Moradores de Mogi reclamam de terreno baldio no bairro Socorro

Principal preocupação é em relação ao mosquito Aedes Aegypti

Por Giovanna Figueiredo / Foto: Bruno Aib

Muita sujeira e entulho fazem parte do cenário de um terreno baldio na Avenida Engenheiro Miguel Gemma, no bairro do Socorro, em Mogi das Cruzes. A equipe da GAZETA esteve no local e conversou com munícipes que moram no entorno.
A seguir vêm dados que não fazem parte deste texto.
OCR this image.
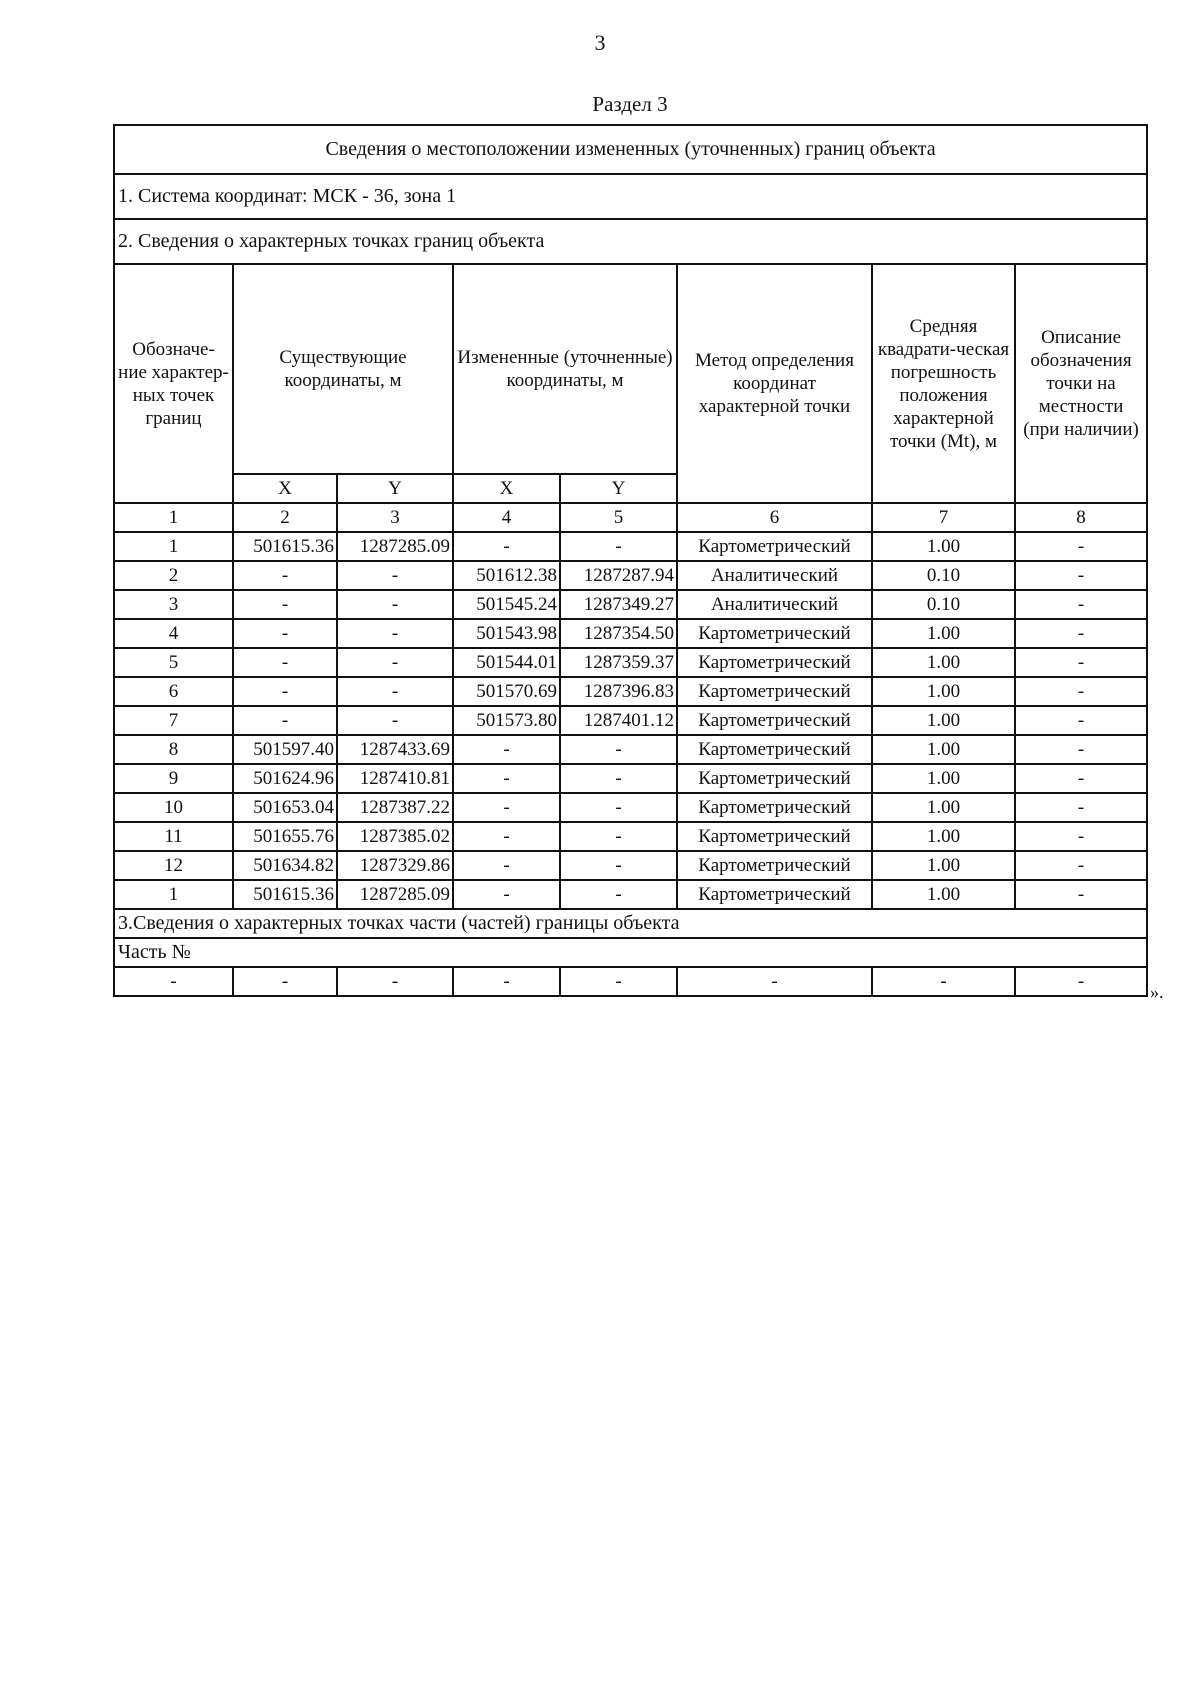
3
Раздел 3
Сведения о местоположении измененных (уточненных) границ объекта							
1. Система координат: МСК - 36, зона 1							
2. Сведения о характерных точках границ объекта							
Обозначе-ние характер-ных точек границ	Существующие координаты, м		Измененные (уточненные) координаты, м		Метод определения координат характерной точки	Средняя квадрати-ческая погрешность положения характерной точки (Mt), м	Описание обозначения точки на местности (при наличии)
	X	Y	X	Y			
1	2	3	4	5	6	7	8
1	501615.36	1287285.09	-	-	Картометрический	1.00	-
2	-	-	501612.38	1287287.94	Аналитический	0.10	-
3	-	-	501545.24	1287349.27	Аналитический	0.10	-
4	-	-	501543.98	1287354.50	Картометрический	1.00	-
5	-	-	501544.01	1287359.37	Картометрический	1.00	-
6	-	-	501570.69	1287396.83	Картометрический	1.00	-
7	-	-	501573.80	1287401.12	Картометрический	1.00	-
8	501597.40	1287433.69	-	-	Картометрический	1.00	-
9	501624.96	1287410.81	-	-	Картометрический	1.00	-
10	501653.04	1287387.22	-	-	Картометрический	1.00	-
11	501655.76	1287385.02	-	-	Картометрический	1.00	-
12	501634.82	1287329.86	-	-	Картометрический	1.00	-
1	501615.36	1287285.09	-	-	Картометрический	1.00	-
3.Сведения о характерных точках части (частей) границы объекта							
Часть №							
-	-	-	-	-	-	-	-	».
As principais reclamações e preocupações giram em torno do ambiente ser propicio para procriação de mosquito Aedes Aegypti.

“Não é de hoje que reclamamos desse espaço, tem cerca de três anos mais ou menos, e até agora nenhuma limpeza foi feita. Nosso maior medo é que tenha mosquito da dengue nesse lugar e outras doenças também”, comentou Fernando Cesar da Silva.

Durante a visita a reportagem encontrou dois moradores de rua que utilizam o local para dormir. “A gente vem para cá por ser um pouco mais seguro do que ficar na rua, mas o dia que o proprietário quiser o local nós saímos, não estamos aqui para invadir nem nada, se a gente pudesse cuidaríamos mais do espaço”, explicou um deles.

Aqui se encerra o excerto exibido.